Masterworks from Moma (New York)

NGV

Tue-14-Aug-18

Forum - guest speaker TBA

Leonda

Some lightly salted absurdities from all over...

At the extreme left-hand end of the Bell Curve

Cody Hulse, 25, was visiting his girlfriend and their newborn daughter (born that day) in the Excela Health Westmoreland Hospital in Pennsylvania.  Meanwhile, nearby, a car was stopped and searched.  The car was full of heroin and drug-related paraphernalia, with the occupants saying they had just bought the stuff from a man at the Excela Health Westmoreland Hospital. 

Police went to the maternity room and confronted Hulse, who acknowledged selling the drugs and who also had 34 bags of heroin in his pocket.

Charges include not only possession and trafficking heroin but also endangering the welfare of children. 

(AP)  

There goes Father of the Year possibility. 

This is weird... 

The U.K. government has blasted the United Nations for using the term "pregnant women" in a new version of the International Covenant on Civil and Political Rights, claiming the term excludes transgender people who have given birth and is therefore disrespectful.
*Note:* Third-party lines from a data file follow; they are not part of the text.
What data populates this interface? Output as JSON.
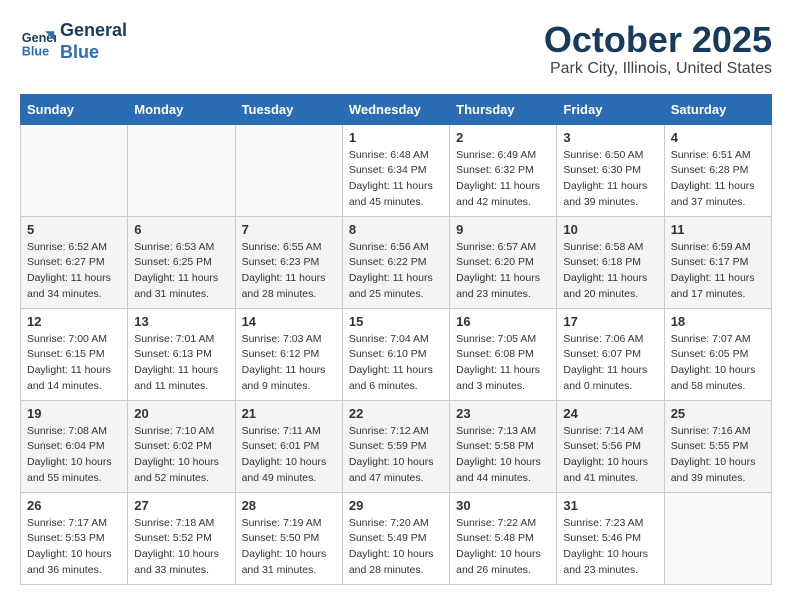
{
  "header": {
    "logo_line1": "General",
    "logo_line2": "Blue",
    "month": "October 2025",
    "location": "Park City, Illinois, United States"
  },
  "weekdays": [
    "Sunday",
    "Monday",
    "Tuesday",
    "Wednesday",
    "Thursday",
    "Friday",
    "Saturday"
  ],
  "weeks": [
    [
      {
        "day": "",
        "info": ""
      },
      {
        "day": "",
        "info": ""
      },
      {
        "day": "",
        "info": ""
      },
      {
        "day": "1",
        "info": "Sunrise: 6:48 AM\nSunset: 6:34 PM\nDaylight: 11 hours and 45 minutes."
      },
      {
        "day": "2",
        "info": "Sunrise: 6:49 AM\nSunset: 6:32 PM\nDaylight: 11 hours and 42 minutes."
      },
      {
        "day": "3",
        "info": "Sunrise: 6:50 AM\nSunset: 6:30 PM\nDaylight: 11 hours and 39 minutes."
      },
      {
        "day": "4",
        "info": "Sunrise: 6:51 AM\nSunset: 6:28 PM\nDaylight: 11 hours and 37 minutes."
      }
    ],
    [
      {
        "day": "5",
        "info": "Sunrise: 6:52 AM\nSunset: 6:27 PM\nDaylight: 11 hours and 34 minutes."
      },
      {
        "day": "6",
        "info": "Sunrise: 6:53 AM\nSunset: 6:25 PM\nDaylight: 11 hours and 31 minutes."
      },
      {
        "day": "7",
        "info": "Sunrise: 6:55 AM\nSunset: 6:23 PM\nDaylight: 11 hours and 28 minutes."
      },
      {
        "day": "8",
        "info": "Sunrise: 6:56 AM\nSunset: 6:22 PM\nDaylight: 11 hours and 25 minutes."
      },
      {
        "day": "9",
        "info": "Sunrise: 6:57 AM\nSunset: 6:20 PM\nDaylight: 11 hours and 23 minutes."
      },
      {
        "day": "10",
        "info": "Sunrise: 6:58 AM\nSunset: 6:18 PM\nDaylight: 11 hours and 20 minutes."
      },
      {
        "day": "11",
        "info": "Sunrise: 6:59 AM\nSunset: 6:17 PM\nDaylight: 11 hours and 17 minutes."
      }
    ],
    [
      {
        "day": "12",
        "info": "Sunrise: 7:00 AM\nSunset: 6:15 PM\nDaylight: 11 hours and 14 minutes."
      },
      {
        "day": "13",
        "info": "Sunrise: 7:01 AM\nSunset: 6:13 PM\nDaylight: 11 hours and 11 minutes."
      },
      {
        "day": "14",
        "info": "Sunrise: 7:03 AM\nSunset: 6:12 PM\nDaylight: 11 hours and 9 minutes."
      },
      {
        "day": "15",
        "info": "Sunrise: 7:04 AM\nSunset: 6:10 PM\nDaylight: 11 hours and 6 minutes."
      },
      {
        "day": "16",
        "info": "Sunrise: 7:05 AM\nSunset: 6:08 PM\nDaylight: 11 hours and 3 minutes."
      },
      {
        "day": "17",
        "info": "Sunrise: 7:06 AM\nSunset: 6:07 PM\nDaylight: 11 hours and 0 minutes."
      },
      {
        "day": "18",
        "info": "Sunrise: 7:07 AM\nSunset: 6:05 PM\nDaylight: 10 hours and 58 minutes."
      }
    ],
    [
      {
        "day": "19",
        "info": "Sunrise: 7:08 AM\nSunset: 6:04 PM\nDaylight: 10 hours and 55 minutes."
      },
      {
        "day": "20",
        "info": "Sunrise: 7:10 AM\nSunset: 6:02 PM\nDaylight: 10 hours and 52 minutes."
      },
      {
        "day": "21",
        "info": "Sunrise: 7:11 AM\nSunset: 6:01 PM\nDaylight: 10 hours and 49 minutes."
      },
      {
        "day": "22",
        "info": "Sunrise: 7:12 AM\nSunset: 5:59 PM\nDaylight: 10 hours and 47 minutes."
      },
      {
        "day": "23",
        "info": "Sunrise: 7:13 AM\nSunset: 5:58 PM\nDaylight: 10 hours and 44 minutes."
      },
      {
        "day": "24",
        "info": "Sunrise: 7:14 AM\nSunset: 5:56 PM\nDaylight: 10 hours and 41 minutes."
      },
      {
        "day": "25",
        "info": "Sunrise: 7:16 AM\nSunset: 5:55 PM\nDaylight: 10 hours and 39 minutes."
      }
    ],
    [
      {
        "day": "26",
        "info": "Sunrise: 7:17 AM\nSunset: 5:53 PM\nDaylight: 10 hours and 36 minutes."
      },
      {
        "day": "27",
        "info": "Sunrise: 7:18 AM\nSunset: 5:52 PM\nDaylight: 10 hours and 33 minutes."
      },
      {
        "day": "28",
        "info": "Sunrise: 7:19 AM\nSunset: 5:50 PM\nDaylight: 10 hours and 31 minutes."
      },
      {
        "day": "29",
        "info": "Sunrise: 7:20 AM\nSunset: 5:49 PM\nDaylight: 10 hours and 28 minutes."
      },
      {
        "day": "30",
        "info": "Sunrise: 7:22 AM\nSunset: 5:48 PM\nDaylight: 10 hours and 26 minutes."
      },
      {
        "day": "31",
        "info": "Sunrise: 7:23 AM\nSunset: 5:46 PM\nDaylight: 10 hours and 23 minutes."
      },
      {
        "day": "",
        "info": ""
      }
    ]
  ]
}
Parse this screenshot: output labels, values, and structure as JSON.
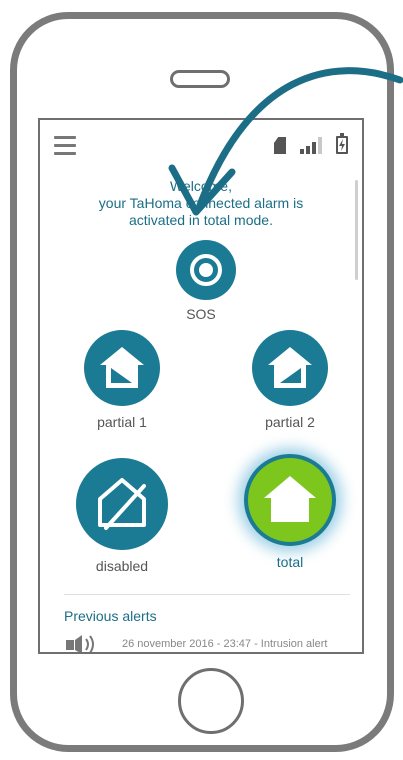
{
  "welcome": {
    "line1": "Welcome,",
    "line2": "your TaHoma connected alarm is",
    "line3": "activated in total mode."
  },
  "sos": {
    "label": "SOS"
  },
  "modes": {
    "partial1": "partial 1",
    "partial2": "partial 2",
    "disabled": "disabled",
    "total": "total"
  },
  "alerts": {
    "heading": "Previous alerts",
    "items": [
      {
        "text": "26 november 2016 - 23:47 - Intrusion alert"
      }
    ]
  },
  "colors": {
    "accent": "#1b7b94",
    "active": "#7cc61d",
    "text_primary": "#1b6e86"
  },
  "icons": {
    "menu": "hamburger-menu-icon",
    "sim": "sim-card-icon",
    "signal": "signal-strength-icon",
    "battery": "battery-charging-icon",
    "sos": "target-icon",
    "partial1": "house-partial-icon",
    "partial2": "house-partial-icon",
    "disabled": "house-crossed-icon",
    "total": "house-icon",
    "alert": "siren-icon"
  }
}
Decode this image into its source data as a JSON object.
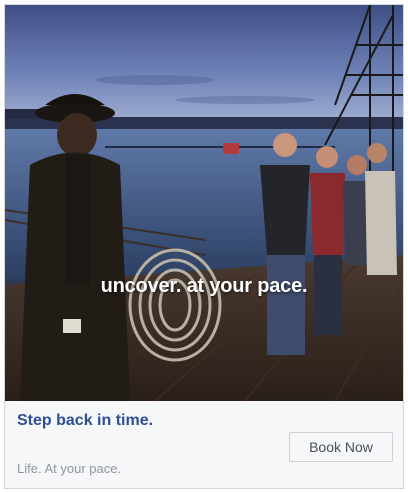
{
  "ad": {
    "overlay_text": "uncover. at your pace.",
    "headline": "Step back in time.",
    "subline": "Life. At your pace.",
    "cta_label": "Book Now",
    "colors": {
      "headline": "#2f4f95",
      "subline": "#90949c",
      "button_border": "#ced0d4"
    }
  }
}
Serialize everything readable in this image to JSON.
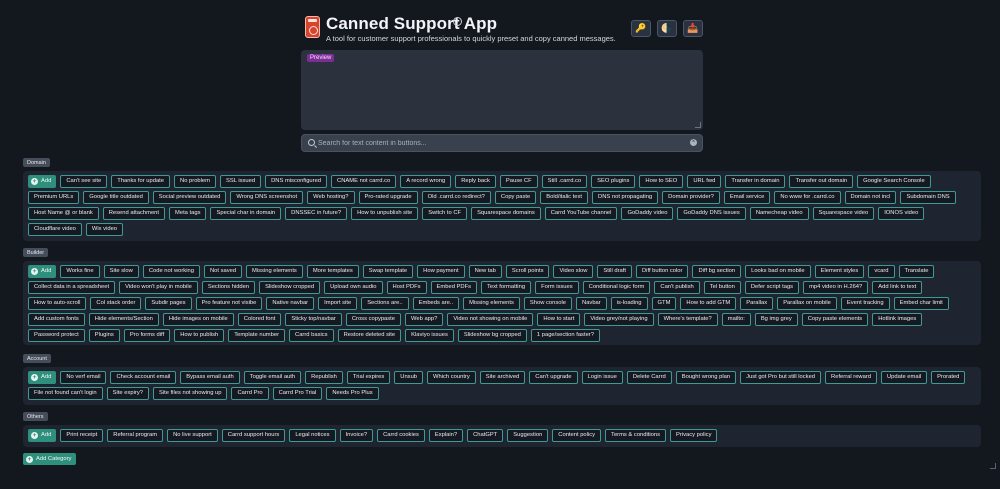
{
  "header": {
    "title": "Canned Support App",
    "subtitle": "A tool for customer support professionals to quickly preset and copy canned messages.",
    "info_icon": "info-icon",
    "actions": [
      {
        "icon": "key-icon",
        "glyph": "🔑"
      },
      {
        "icon": "moon-icon",
        "glyph": "🌗"
      },
      {
        "icon": "inbox-tray-icon",
        "glyph": "📥"
      }
    ]
  },
  "preview": {
    "tag": "Preview",
    "value": ""
  },
  "search": {
    "placeholder": "Search for text content in buttons...",
    "value": ""
  },
  "add_label": "Add",
  "add_category_label": "Add Category",
  "sections": [
    {
      "label": "Domain",
      "buttons": [
        "Can't see site",
        "Thanks for update",
        "No problem",
        "SSL issued",
        "DNS misconfigured",
        "CNAME not carrd.co",
        "A record wrong",
        "Reply back",
        "Pause CF",
        "Still .carrd.co",
        "SEO plugins",
        "How to SEO",
        "URL fwd",
        "Transfer in domain",
        "Transfer out domain",
        "Google Search Console",
        "Premium URLs",
        "Google title outdated",
        "Social preview outdated",
        "Wrong DNS screenshot",
        "Web hosting?",
        "Pro-rated upgrade",
        "Old .carrd.co redirect?",
        "Copy paste",
        "Bold/italic text",
        "DNS not propagating",
        "Domain provider?",
        "Email service",
        "No www for .carrd.co",
        "Domain not incl",
        "Subdomain DNS",
        "Host Name @ or blank",
        "Resend attachment",
        "Meta tags",
        "Special char in domain",
        "DNSSEC in future?",
        "How to unpublish site",
        "Switch to CF",
        "Squarespace domains",
        "Carrd YouTube channel",
        "GoDaddy video",
        "GoDaddy DNS issues",
        "Namecheap video",
        "Squarespace video",
        "IONOS video",
        "Cloudflare video",
        "Wix video"
      ]
    },
    {
      "label": "Builder",
      "buttons": [
        "Works fine",
        "Site slow",
        "Code not working",
        "Not saved",
        "Missing elements",
        "More templates",
        "Swap template",
        "How payment",
        "New tab",
        "Scroll points",
        "Video slow",
        "Still draft",
        "Diff button color",
        "Diff bg section",
        "Looks bad on mobile",
        "Element styles",
        "vcard",
        "Translate",
        "Collect data in a spreadsheet",
        "Video won't play in mobile",
        "Sections hidden",
        "Slideshow cropped",
        "Upload own audio",
        "Host PDFs",
        "Embed PDFs",
        "Text formatting",
        "Form issues",
        "Conditional logic form",
        "Can't publish",
        "Tel button",
        "Defer script tags",
        "mp4 video in H.264?",
        "Add link to text",
        "How to auto-scroll",
        "Col stack order",
        "Subdir pages",
        "Pro feature not visibe",
        "Native navbar",
        "Import site",
        "Sections are..",
        "Embeds are..",
        "Missing elements",
        "Show console",
        "Navbar",
        "is-loading",
        "GTM",
        "How to add GTM",
        "Parallax",
        "Parallax on mobile",
        "Event tracking",
        "Embed char limit",
        "Add custom fonts",
        "Hide elements/Section",
        "Hide images on mobile",
        "Colored font",
        "Sticky top/navbar",
        "Cross copypaste",
        "Web app?",
        "Video not showing on mobile",
        "How to start",
        "Video grey/not playing",
        "Where's template?",
        "mailto:",
        "Bg img grey",
        "Copy paste elements",
        "Hotlink images",
        "Password protect",
        "Plugins",
        "Pro forms diff",
        "How to publish",
        "Template number",
        "Carrd basics",
        "Restore deleted site",
        "Klaviyo issues",
        "Slideshow bg cropped",
        "1 page/section faster?"
      ]
    },
    {
      "label": "Account",
      "buttons": [
        "No verf email",
        "Check account email",
        "Bypass email auth",
        "Toggle email auth",
        "Republish",
        "Trial expires",
        "Unsub",
        "Which country",
        "Site archived",
        "Can't upgrade",
        "Login issue",
        "Delete Carrd",
        "Bought wrong plan",
        "Just got Pro but still locked",
        "Referral reward",
        "Update email",
        "Prorated",
        "File not found can't login",
        "Site expiry?",
        "Site files not showing up",
        "Carrd Pro",
        "Carrd Pro Trial",
        "Needs Pro Plus"
      ]
    },
    {
      "label": "Others",
      "buttons": [
        "Print receipt",
        "Referral program",
        "No live support",
        "Carrd support hours",
        "Legal notices",
        "Invoice?",
        "Carrd cookies",
        "Explain?",
        "ChatGPT",
        "Suggestion",
        "Content policy",
        "Terms & conditions",
        "Privacy policy"
      ]
    }
  ]
}
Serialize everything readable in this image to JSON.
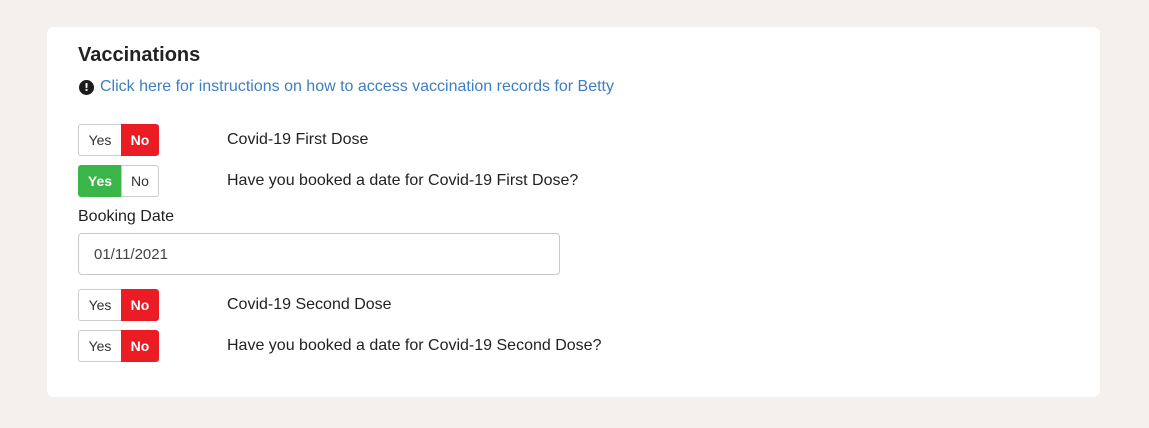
{
  "section": {
    "title": "Vaccinations",
    "info_link": "Click here for instructions on how to access vaccination records for Betty",
    "info_icon": "exclamation-circle-icon"
  },
  "questions": [
    {
      "yes_label": "Yes",
      "no_label": "No",
      "selected": "No",
      "label": "Covid-19 First Dose"
    },
    {
      "yes_label": "Yes",
      "no_label": "No",
      "selected": "Yes",
      "label": "Have you booked a date for Covid-19 First Dose?"
    },
    {
      "yes_label": "Yes",
      "no_label": "No",
      "selected": "No",
      "label": "Covid-19 Second Dose"
    },
    {
      "yes_label": "Yes",
      "no_label": "No",
      "selected": "No",
      "label": "Have you booked a date for Covid-19 Second Dose?"
    }
  ],
  "booking_date": {
    "label": "Booking Date",
    "value": "01/11/2021"
  },
  "colors": {
    "yes_active": "#39b54a",
    "no_active": "#ec1c24",
    "link": "#3d7fc1",
    "background": "#f3f0ed"
  }
}
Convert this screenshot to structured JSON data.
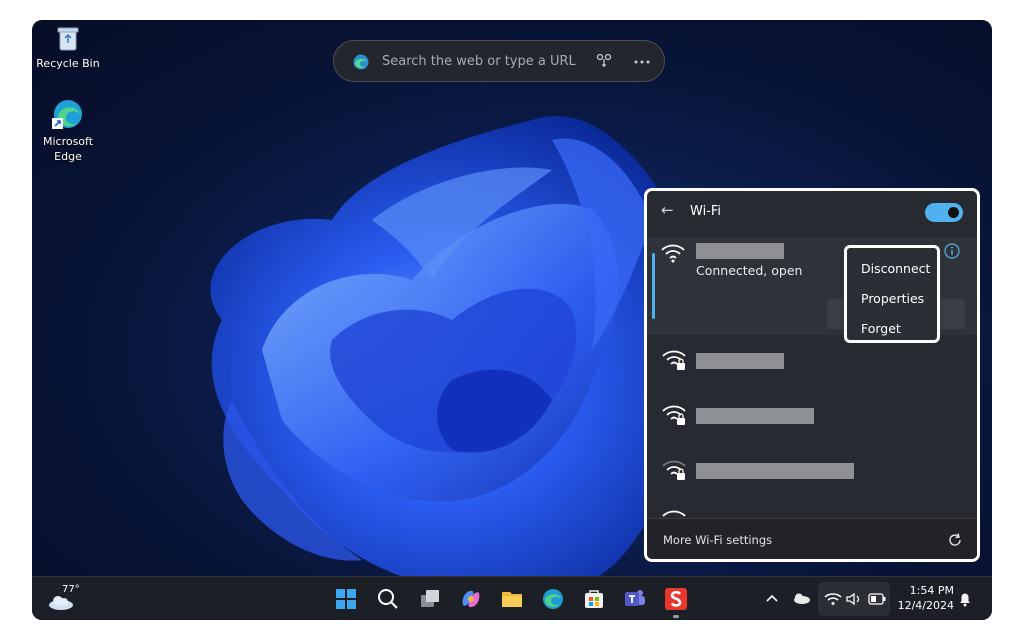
{
  "desktop": {
    "icons": [
      {
        "label": "Recycle Bin"
      },
      {
        "label": "Microsoft Edge"
      }
    ]
  },
  "searchbar": {
    "placeholder": "Search the web or type a URL",
    "icons": [
      "edge-icon",
      "visual-search-icon",
      "more-icon"
    ]
  },
  "wifi_panel": {
    "title": "Wi-Fi",
    "toggle_on": true,
    "accent": "#4fb2ee",
    "connected_network": {
      "name": "",
      "status": "Connected, open"
    },
    "context_menu": {
      "items": [
        "Disconnect",
        "Properties",
        "Forget"
      ]
    },
    "networks": [
      {
        "secured": true
      },
      {
        "secured": true
      },
      {
        "secured": true
      },
      {
        "secured": false
      }
    ],
    "footer_link": "More Wi-Fi settings"
  },
  "taskbar": {
    "weather_temp": "77°",
    "apps": [
      "start-icon",
      "search-icon",
      "task-view-icon",
      "copilot-icon",
      "file-explorer-icon",
      "edge-icon",
      "store-icon",
      "teams-icon",
      "snagit-icon"
    ],
    "tray_icons": [
      "chevron-up-icon",
      "onedrive-icon",
      "wifi-icon",
      "volume-icon",
      "battery-icon",
      "bell-icon"
    ],
    "time": "1:54 PM",
    "date": "12/4/2024"
  }
}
But Britain says the terminology is unfair because they believe women aren't the only ones who can give birth. And the term "pregnant women" might "exclude transgender people who have given birth." 

(Daily Wire)

Run that past W&D, again...

Guess the outcome 

There are six living US Presidents (Carter, Bush Snr, Clinton, Bush Jnr, Obama and Trump).  Last Saturday a benefit concert for the victims of hurricanes Harvey, Irma and Maria were held in Texas.  Which President didn't attend?

a.  Bush Snr, he's aged 93, in a wheelchair and seriously not well;

b.  Bush Jnr, he forgot it was on; 

c.  Clinton, he had a date prior commitment; or

d.  Trump, the serving US President.

Close.  But no cigar.  The correct answer is d.  Trump was playing golf at his gold course in Virginia.

(New York Times)

Have a wry and dry weekend

Anthony

 

[1]  The Gregorian calendar is internationally the most widely used civil calendar. It is named after Pope Gregory XIII, who introduced it in October 1582.

The calendar was a refinement to the Julian calendar involving a 0.002% correction in the length of the year. The motivation for the reform was to stop the drift of the calendar with respect to the equinoxes and solstices—particularly the northern vernal equinox, which helps set the date for Easter. The change required the removal of 10 days from the Julian calendar.

[2]  A Three-wheeled auto-rickshaw.  Readers may have seen the movie: The Best Exotic Marigold Hotel.

[3]  Readers will know that, originally, the phrase comes from the opening stanza of Ralph Waldo Emerson's "Concord Hymn" (1837) and refers to the first shot of the American Revolutionary War (1775). 

[4]  The rate is the Bank Bill Swap Rate or BBSW.  W&D can inform readers that when he was inaugural Chairman of the Australian Swap Dealers Association (later to merge with AFMA), he devised BBSW as the fairest way to identify a benchmark market rate, similar to Libor (the London equivalent).  But in those days (mid-1980s) dealers were a little more honest, if a little less sober.